Sites & cities that bear the name of Bilzingsleben


Today in : Germany
First trace of activity : ca. 368,000 B.C.E
Last trace of activity : ca. 368,000 B.C.E
Recorded names : Fundplatz Bilzingsleben

Description : Bilzingsleben (German: Fundplatz Bilzingsleben, lit. discovery site Bilzingsleben) is a former stone quarry in Thuringia, Germany, notable for its wealth of palaeolithic human fossils and artifacts. The site belongs to the Reinsdorf interglacial, c. 370,000 BP. Fossilized bones at the site had already been found since the 13th century. In 1710 David Siegmund Büttner published his book "Rudera diluvii testes i.e. Zeichen und Zeugen der Sündfluth" (Signs and witnesses of the flood). In 1818 Freiherr Friedrich von Schlotheim (1765-1832) found a human skull covered by lime concretions. It is lost today. In 1908 geologist Ewald Wüst (1875-1934) of the University of Halle-Wittenberg published his first work on local flint artifacts.
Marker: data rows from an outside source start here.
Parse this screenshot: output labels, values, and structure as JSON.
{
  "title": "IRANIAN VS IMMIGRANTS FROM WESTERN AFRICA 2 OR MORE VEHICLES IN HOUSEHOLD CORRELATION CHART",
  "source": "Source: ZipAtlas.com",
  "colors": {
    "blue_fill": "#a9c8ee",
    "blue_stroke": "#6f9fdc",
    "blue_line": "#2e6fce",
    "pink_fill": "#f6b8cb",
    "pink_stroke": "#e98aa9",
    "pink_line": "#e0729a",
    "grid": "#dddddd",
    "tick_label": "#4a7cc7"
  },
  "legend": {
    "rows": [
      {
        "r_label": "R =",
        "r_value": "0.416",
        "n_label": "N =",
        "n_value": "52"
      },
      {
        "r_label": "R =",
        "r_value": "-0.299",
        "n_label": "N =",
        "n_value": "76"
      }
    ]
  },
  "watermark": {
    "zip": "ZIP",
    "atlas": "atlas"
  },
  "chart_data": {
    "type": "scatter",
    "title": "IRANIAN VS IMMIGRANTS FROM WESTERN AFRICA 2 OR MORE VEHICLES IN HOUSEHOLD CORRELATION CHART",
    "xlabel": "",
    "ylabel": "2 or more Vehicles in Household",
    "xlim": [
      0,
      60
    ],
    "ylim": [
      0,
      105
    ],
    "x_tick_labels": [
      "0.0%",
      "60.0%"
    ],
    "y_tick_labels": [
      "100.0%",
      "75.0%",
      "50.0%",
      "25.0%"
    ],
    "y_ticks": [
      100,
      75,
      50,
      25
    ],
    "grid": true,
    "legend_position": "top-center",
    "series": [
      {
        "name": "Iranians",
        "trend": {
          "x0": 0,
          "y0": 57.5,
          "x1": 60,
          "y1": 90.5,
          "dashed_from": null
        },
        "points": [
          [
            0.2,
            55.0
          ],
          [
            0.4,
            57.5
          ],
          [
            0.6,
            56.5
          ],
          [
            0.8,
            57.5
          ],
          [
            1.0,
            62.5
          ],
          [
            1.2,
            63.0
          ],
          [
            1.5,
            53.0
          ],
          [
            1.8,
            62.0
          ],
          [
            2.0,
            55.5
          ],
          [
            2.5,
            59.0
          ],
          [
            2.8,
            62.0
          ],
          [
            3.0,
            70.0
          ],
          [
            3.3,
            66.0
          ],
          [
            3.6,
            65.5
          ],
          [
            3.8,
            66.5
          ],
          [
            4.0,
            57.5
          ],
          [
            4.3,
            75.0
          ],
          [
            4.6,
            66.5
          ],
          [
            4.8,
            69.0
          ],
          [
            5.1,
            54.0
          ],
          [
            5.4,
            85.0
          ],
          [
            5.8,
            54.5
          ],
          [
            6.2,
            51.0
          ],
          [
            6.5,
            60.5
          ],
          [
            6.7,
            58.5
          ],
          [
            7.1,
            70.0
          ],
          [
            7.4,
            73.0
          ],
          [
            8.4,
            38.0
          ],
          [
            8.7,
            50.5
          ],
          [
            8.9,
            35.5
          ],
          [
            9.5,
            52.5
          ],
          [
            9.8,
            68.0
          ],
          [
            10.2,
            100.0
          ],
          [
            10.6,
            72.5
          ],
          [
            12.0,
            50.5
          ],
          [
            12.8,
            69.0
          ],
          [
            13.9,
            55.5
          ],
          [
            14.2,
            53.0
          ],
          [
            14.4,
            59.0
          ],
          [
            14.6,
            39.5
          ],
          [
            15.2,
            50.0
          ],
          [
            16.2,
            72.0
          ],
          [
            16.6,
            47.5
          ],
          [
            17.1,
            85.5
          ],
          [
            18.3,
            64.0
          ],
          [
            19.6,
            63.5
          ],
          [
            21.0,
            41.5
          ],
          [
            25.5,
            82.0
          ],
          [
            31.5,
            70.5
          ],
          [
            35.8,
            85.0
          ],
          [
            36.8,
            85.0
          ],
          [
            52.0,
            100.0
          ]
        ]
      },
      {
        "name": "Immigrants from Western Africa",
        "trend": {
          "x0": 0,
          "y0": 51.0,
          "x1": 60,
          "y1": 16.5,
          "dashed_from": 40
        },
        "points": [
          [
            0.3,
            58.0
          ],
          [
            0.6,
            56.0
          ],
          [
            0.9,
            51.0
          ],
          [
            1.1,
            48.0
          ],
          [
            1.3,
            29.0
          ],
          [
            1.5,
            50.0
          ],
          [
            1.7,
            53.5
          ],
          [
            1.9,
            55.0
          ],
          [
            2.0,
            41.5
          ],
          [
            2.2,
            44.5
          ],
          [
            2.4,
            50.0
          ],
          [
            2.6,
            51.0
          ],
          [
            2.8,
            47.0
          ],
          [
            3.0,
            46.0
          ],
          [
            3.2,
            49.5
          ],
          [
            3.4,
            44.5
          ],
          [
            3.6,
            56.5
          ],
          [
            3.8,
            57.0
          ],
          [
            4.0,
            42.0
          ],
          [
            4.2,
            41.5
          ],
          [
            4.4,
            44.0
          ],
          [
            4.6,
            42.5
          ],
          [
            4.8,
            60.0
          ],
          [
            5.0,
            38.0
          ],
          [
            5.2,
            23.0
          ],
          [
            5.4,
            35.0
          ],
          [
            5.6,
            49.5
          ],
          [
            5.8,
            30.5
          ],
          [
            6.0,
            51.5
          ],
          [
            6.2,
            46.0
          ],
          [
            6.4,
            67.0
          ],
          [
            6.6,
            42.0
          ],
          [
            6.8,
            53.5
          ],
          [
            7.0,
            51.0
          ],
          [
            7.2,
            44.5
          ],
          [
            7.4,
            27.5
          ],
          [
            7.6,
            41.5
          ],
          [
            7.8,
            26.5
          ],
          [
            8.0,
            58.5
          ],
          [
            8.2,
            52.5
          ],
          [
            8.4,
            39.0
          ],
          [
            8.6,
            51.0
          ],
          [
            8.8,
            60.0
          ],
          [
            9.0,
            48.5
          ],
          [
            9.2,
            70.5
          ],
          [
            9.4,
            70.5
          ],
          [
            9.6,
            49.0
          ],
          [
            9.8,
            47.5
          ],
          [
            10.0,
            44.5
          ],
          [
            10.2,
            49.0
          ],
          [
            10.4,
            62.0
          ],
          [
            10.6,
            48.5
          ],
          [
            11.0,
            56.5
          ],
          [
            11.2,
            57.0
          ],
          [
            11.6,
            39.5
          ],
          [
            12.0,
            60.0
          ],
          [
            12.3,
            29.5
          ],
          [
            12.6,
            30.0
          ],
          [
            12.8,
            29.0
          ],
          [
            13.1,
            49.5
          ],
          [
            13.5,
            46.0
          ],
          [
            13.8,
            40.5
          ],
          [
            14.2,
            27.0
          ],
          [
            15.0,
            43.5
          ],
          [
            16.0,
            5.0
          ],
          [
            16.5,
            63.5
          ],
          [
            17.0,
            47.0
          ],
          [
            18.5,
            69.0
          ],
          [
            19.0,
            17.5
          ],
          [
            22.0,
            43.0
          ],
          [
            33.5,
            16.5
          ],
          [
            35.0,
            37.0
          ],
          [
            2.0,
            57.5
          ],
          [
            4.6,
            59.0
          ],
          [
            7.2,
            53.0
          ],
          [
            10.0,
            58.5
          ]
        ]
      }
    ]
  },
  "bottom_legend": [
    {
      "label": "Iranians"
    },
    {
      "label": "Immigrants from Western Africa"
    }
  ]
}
Amateur researcher Adolf Spengler took up work at the site in 1922. In 1969 Dietrich Mania, later professor at the University of Jena, discovered numerous fossils and artifacts during a routine investigation. Under the auspices of the Halle State Museum of Prehistory a systematic excavation was launched in 1971 that lasted until 1992 during which 1,600 m2 (17,222.26 sq ft) were documented and several human fossils were unearthed. Consequently administration of the site has been handed to the University of Jena.